Kattowitz - Der Traum der deutschen Volleyballer von der ersten WM-Medaille seit 44 Jahren droht zu platzen. Die Mannschaft von Bundestrainer Vital Heynen unterlag in Kattowitz Frankreich 0:3 (15:25, 24:26, 22:25) und kann aus eigener Kraft nicht mehr das Halbfinale erreichen.

Der Olympia-Fünfte bot zum Auftakt in Gruppe G gegen den Weltranglisten-13. eine seiner schwächsten Turnierleistungen und muss im letzten Staffelduell am Mittwoch (20.25 Uhr) gegen den Iran unbedingt gewinnen, um seine Minimalchance auf das Halbfinale zu wahren.
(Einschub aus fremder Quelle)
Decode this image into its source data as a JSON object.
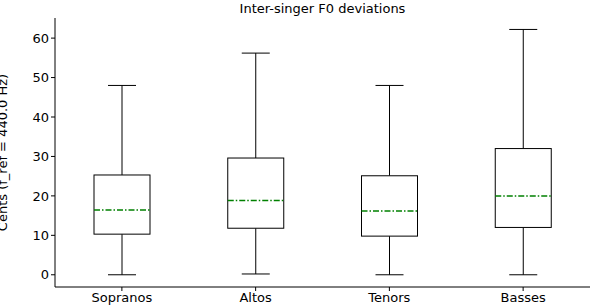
{
  "chart_data": {
    "type": "box",
    "title": "Inter-singer F0 deviations",
    "y_label": "Cents (f_ref = 440.0 Hz)",
    "categories": [
      "Sopranos",
      "Altos",
      "Tenors",
      "Basses"
    ],
    "min": [
      0,
      0.2,
      0,
      0
    ],
    "q1": [
      10.3,
      11.8,
      9.8,
      12.0
    ],
    "median": [
      16.4,
      18.8,
      16.2,
      20.0
    ],
    "q3": [
      25.3,
      29.6,
      25.1,
      32.0
    ],
    "max": [
      48.0,
      56.2,
      48.0,
      62.2
    ],
    "color": "#000000",
    "median_color": "#008000",
    "ylim": [
      -3.1,
      65.1
    ],
    "yticks": [
      0,
      10,
      20,
      30,
      40,
      50,
      60
    ],
    "grid": false
  }
}
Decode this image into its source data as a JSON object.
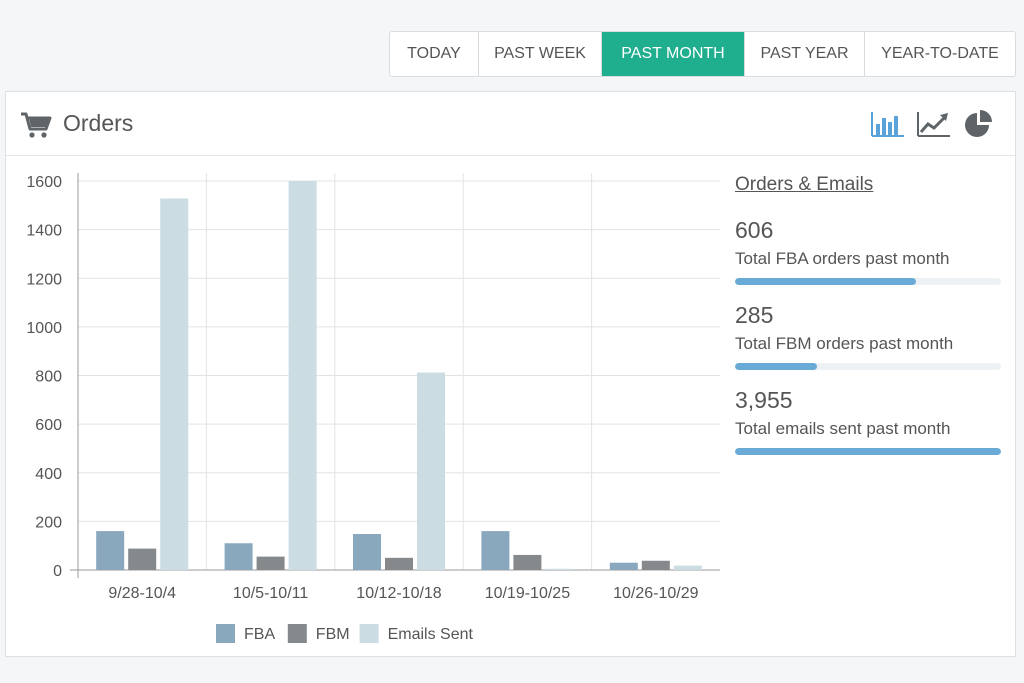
{
  "tabs": [
    {
      "label": "TODAY",
      "active": false
    },
    {
      "label": "PAST WEEK",
      "active": false
    },
    {
      "label": "PAST MONTH",
      "active": true
    },
    {
      "label": "PAST YEAR",
      "active": false
    },
    {
      "label": "YEAR-TO-DATE",
      "active": false
    }
  ],
  "panel": {
    "title": "Orders",
    "icons": [
      "shopping-cart-icon",
      "bar-chart-icon",
      "line-chart-icon",
      "pie-chart-icon"
    ]
  },
  "colors": {
    "accent": "#1fae8e",
    "fba": "#89a8bd",
    "fbm": "#85898c",
    "emails": "#cbdde3",
    "progress": "#6aaad6",
    "active_view_icon": "#5aa3d8"
  },
  "stats": {
    "title": "Orders & Emails",
    "items": [
      {
        "value": "606",
        "label": "Total FBA orders past month",
        "progress": 0.68
      },
      {
        "value": "285",
        "label": "Total FBM orders past month",
        "progress": 0.31
      },
      {
        "value": "3,955",
        "label": "Total emails sent past month",
        "progress": 1.0
      }
    ]
  },
  "chart_data": {
    "type": "bar",
    "categories": [
      "9/28-10/4",
      "10/5-10/11",
      "10/12-10/18",
      "10/19-10/25",
      "10/26-10/29"
    ],
    "series": [
      {
        "name": "FBA",
        "values": [
          160,
          110,
          148,
          160,
          30
        ]
      },
      {
        "name": "FBM",
        "values": [
          88,
          55,
          50,
          62,
          38
        ]
      },
      {
        "name": "Emails Sent",
        "values": [
          1528,
          1600,
          812,
          5,
          18
        ]
      }
    ],
    "ylim": [
      0,
      1600
    ],
    "yticks": [
      0,
      200,
      400,
      600,
      800,
      1000,
      1200,
      1400,
      1600
    ],
    "xlabel": "",
    "ylabel": "",
    "grid": true,
    "legend": "bottom"
  }
}
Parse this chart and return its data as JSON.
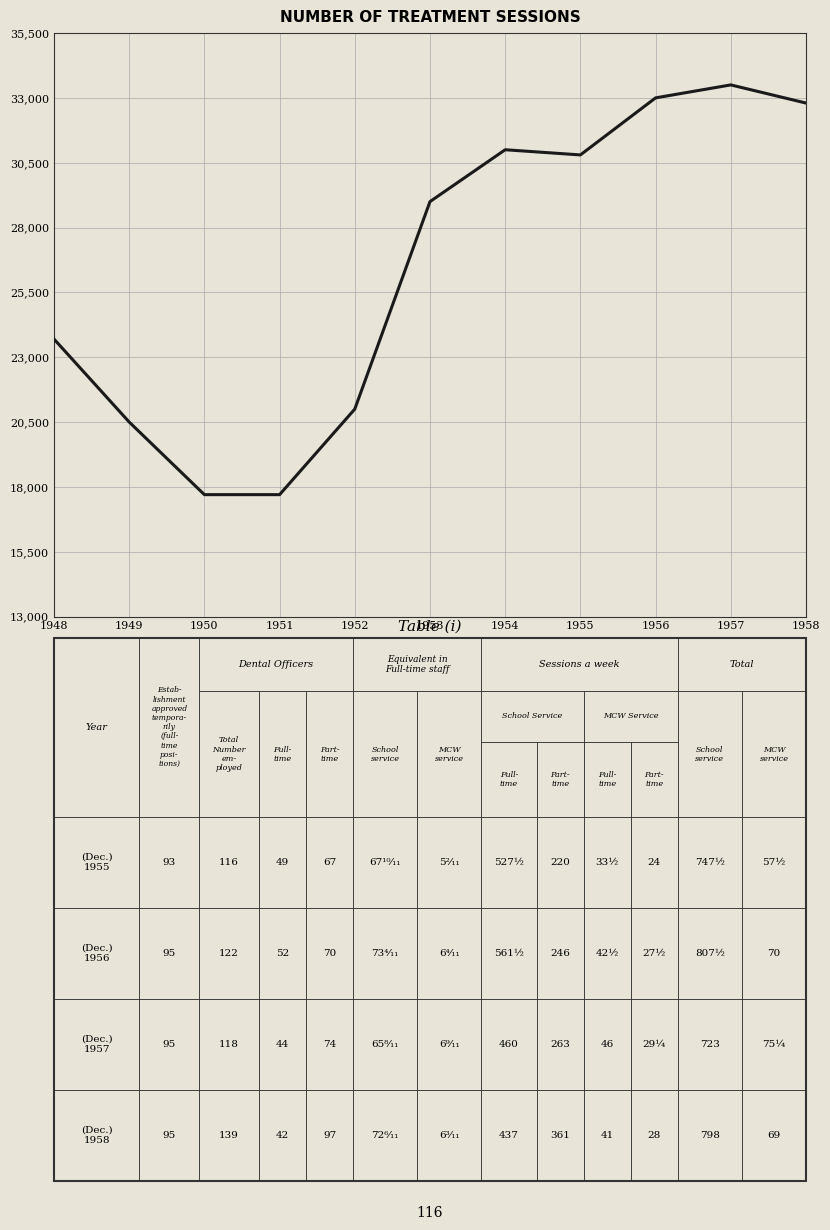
{
  "title": "NUMBER OF TREATMENT SESSIONS",
  "table_title": "Table (i)",
  "bg_color": "#e8e4d8",
  "line_color": "#1a1a1a",
  "line_width": 2.2,
  "years": [
    1948,
    1949,
    1950,
    1951,
    1952,
    1953,
    1954,
    1955,
    1956,
    1957,
    1958
  ],
  "values": [
    23700,
    20500,
    17700,
    17700,
    21000,
    29000,
    31000,
    30800,
    33000,
    33500,
    32800
  ],
  "yticks": [
    13000,
    15500,
    18000,
    20500,
    23000,
    25500,
    28000,
    30500,
    33000,
    35500
  ],
  "ylim": [
    13000,
    35500
  ],
  "xticks": [
    1948,
    1949,
    1950,
    1951,
    1952,
    1953,
    1954,
    1955,
    1956,
    1957,
    1958
  ],
  "page_number": "116",
  "table_data": [
    [
      "(Dec.)\n1955",
      "93",
      "116",
      "49",
      "67",
      "67¹⁰⁄₁₁",
      "5²⁄₁₁",
      "527½",
      "220",
      "33½",
      "24",
      "747½",
      "57½"
    ],
    [
      "(Dec.)\n1956",
      "95",
      "122",
      "52",
      "70",
      "73⁴⁄₁₁",
      "6⁴⁄₁₁",
      "561½",
      "246",
      "42½",
      "27½",
      "807½",
      "70"
    ],
    [
      "(Dec.)\n1957",
      "95",
      "118",
      "44",
      "74",
      "65⁸⁄₁₁",
      "6⁹⁄₁₁",
      "460",
      "263",
      "46",
      "29¼",
      "723",
      "75¼"
    ],
    [
      "(Dec.)\n1958",
      "95",
      "139",
      "42",
      "97",
      "72⁶⁄₁₁",
      "6³⁄₁₁",
      "437",
      "361",
      "41",
      "28",
      "798",
      "69"
    ]
  ]
}
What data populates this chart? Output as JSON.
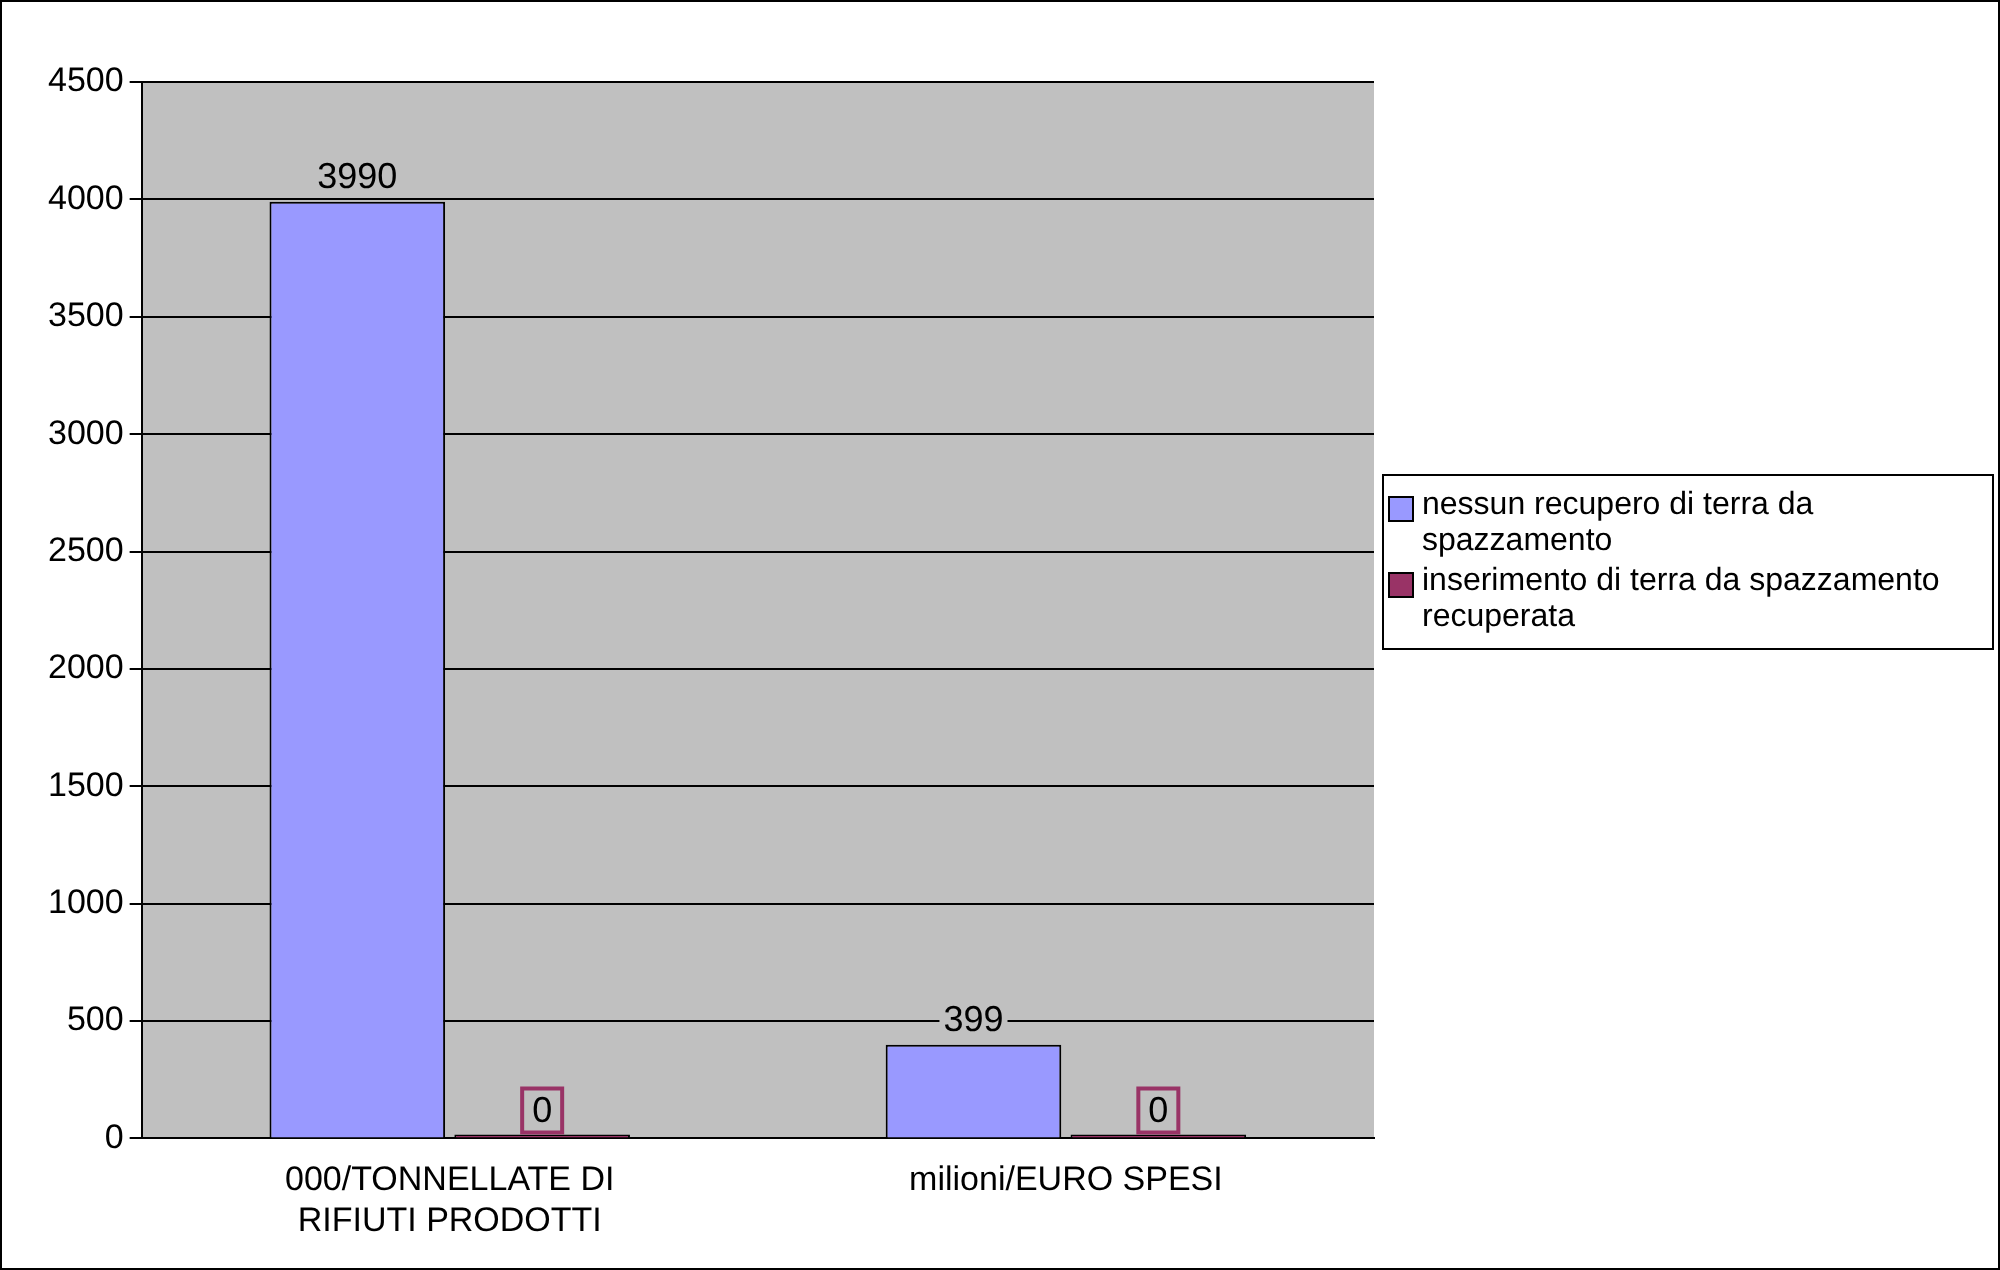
{
  "chart_data": {
    "type": "bar",
    "categories": [
      "000/TONNELLATE DI RIFIUTI PRODOTTI",
      "milioni/EURO SPESI"
    ],
    "series": [
      {
        "name": "nessun recupero di terra da spazzamento",
        "color": "#9999ff",
        "values": [
          3990,
          399
        ]
      },
      {
        "name": "inserimento di terra da spazzamento recuperata",
        "color": "#993366",
        "values": [
          0,
          0
        ]
      }
    ],
    "ylim": [
      0,
      4500
    ],
    "yticks": [
      0,
      500,
      1000,
      1500,
      2000,
      2500,
      3000,
      3500,
      4000,
      4500
    ],
    "grid": "y",
    "legend": "right",
    "data_labels": true
  }
}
Wie tief der Frust saß, zeigte die Reaktion der deutschen Volleyballer nach dem Schlusspfiff: Zunächst wollte sich keiner von ihnen zum drohenden WM-K.o. äußern.

Für die deutschen Schmetterkünstler ist es das erste Mal seit 40 Jahren, dass sie wieder unter den Top Sechs bei einer WM sind; Frankreich erreichte zum insgesamt sechsten Mal diesen elitären Club. Beide Teams begannen nervös, vor allem die DVV-Männer kamen schwer in Fahrt. "Wir müssen schlagen und weiterspielen", forderte Heynen während einer frühen Unterbrechung mehr Wucht.

Die Deutschen fanden aber ihren Rhythmus einfach nicht. Die Franzosen um ihren herausragenden Diagonalangreifer Antonin Rouzier agierten in der Abwehr überragend und überzeugten mit druckvollen Aufschlägen. Nach einem 4:9 und einem 12:18 ging für die Truppe des Deutschen Volleyball-Verbandes (DVV) im ersten Satz gar nichts mehr.

Gegen die Annahme des Weltranglisten-13. hatten Heynens Schützlinge weiter erhebliche Probleme. Im zweiten Durchgang präsentierten sich jedoch Außenangreifer Denis Kaliberda & Co. solider und ruhiger. Der Lohn: Eine hauchdünne 11:10-Führung. Laurent Tillies Mannschaft um den nun bärenstarken Earvin NGapeth drehte jedoch wieder auf. Dann waren starke Nerven gefragt. Drei Satzbälle konnten die DVV-Männer abwehren, der vierte war schließlich einer zuviel.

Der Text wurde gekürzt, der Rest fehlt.